アメリカ南部と中西部で30以上の竜巻が発生し、甚大な被害をもたらしました。
10日金曜日夜から11日土曜日にかけて少なくとも35の竜巻が発生し、ケンタッキー州、イリノイ州、テネシー州、アーカンソー州、ミズーリ州の5州であわせて89人の死亡が確認されています。
最も大きな被害を受けたケンタッキー州では、竜巻の強さを示す指標6段階のうち、上から2番目に強い勢力の竜巻が200キロメートル以上に渡って移動しました。16日木曜日までに75人の死亡が確認され、生後2カ月の赤ちゃんを含むこども12人も犠牲となりました。ケンタッキー州のベシア知事は「捜索が困難な状況ですが、犠牲者はさらに増えるでしょう。」と語りました。
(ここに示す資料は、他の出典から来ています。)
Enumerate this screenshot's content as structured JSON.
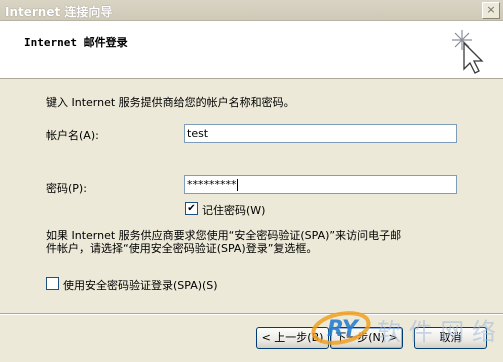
{
  "window": {
    "title": "Internet 连接向导",
    "close_glyph": "×"
  },
  "header": {
    "heading": "Internet 邮件登录",
    "icon": "wizard-sparkle-cursor-icon"
  },
  "main": {
    "intro": "键入 Internet 服务提供商给您的帐户名称和密码。",
    "account": {
      "label": "帐户名(A):",
      "value": "test"
    },
    "password": {
      "label": "密码(P):",
      "value": "*********"
    },
    "remember": {
      "label": "记住密码(W)",
      "checked": true
    },
    "spa_note_line1": "如果 Internet 服务供应商要求您使用“安全密码验证(SPA)”来访问电子邮",
    "spa_note_line2": "件帐户，请选择“使用安全密码验证(SPA)登录”复选框。",
    "spa": {
      "label": "使用安全密码验证登录(SPA)(S)",
      "checked": false
    }
  },
  "buttons": {
    "back": "< 上一步(B)",
    "next": "下一步(N) >",
    "cancel": "取消"
  },
  "watermark": {
    "logo_text": "RY",
    "text": "软 件 网 络"
  },
  "colors": {
    "dialog_bg": "#ece9d8",
    "header_bg": "#ffffff",
    "textbox_border": "#7f9db9",
    "button_border": "#003c74"
  }
}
15日水曜日、バイデン大統領はケンタッキー州の被災地を視察し、連邦政府が復旧にかかる費用を長期的に支援していく考えを示し「どんなに復旧に時間がかっても支援を続けます。被災地が回復して再建するまで支援します。」と語りました。ケンタッキー州では、1000軒以上の家屋が倒壊し、16日木曜日夕方の段階で1万1千世帯以上(11600)で停電が続いています。
倒壊したキャンドル工場では8人が死亡しました。クリスマス前の書き入れ時で、当時、工場では100人以上が働いていました。従業員の一人は、竜巻警報のあとに早退を申し出たところ、上司から「早退したら懲戒処分にする」と脅されたとメディアに話しています。工場側はこれを否定しいますが、州知事は、当時の状況を調査するとしています。
復旧作業が急がれていますが、ケンタッキー州では新型コロナのワクチン接種率は54%にとどまっており、マスクをする人も少なく 、大勢の人が集まっている避難所などでは感染拡大も懸念されています。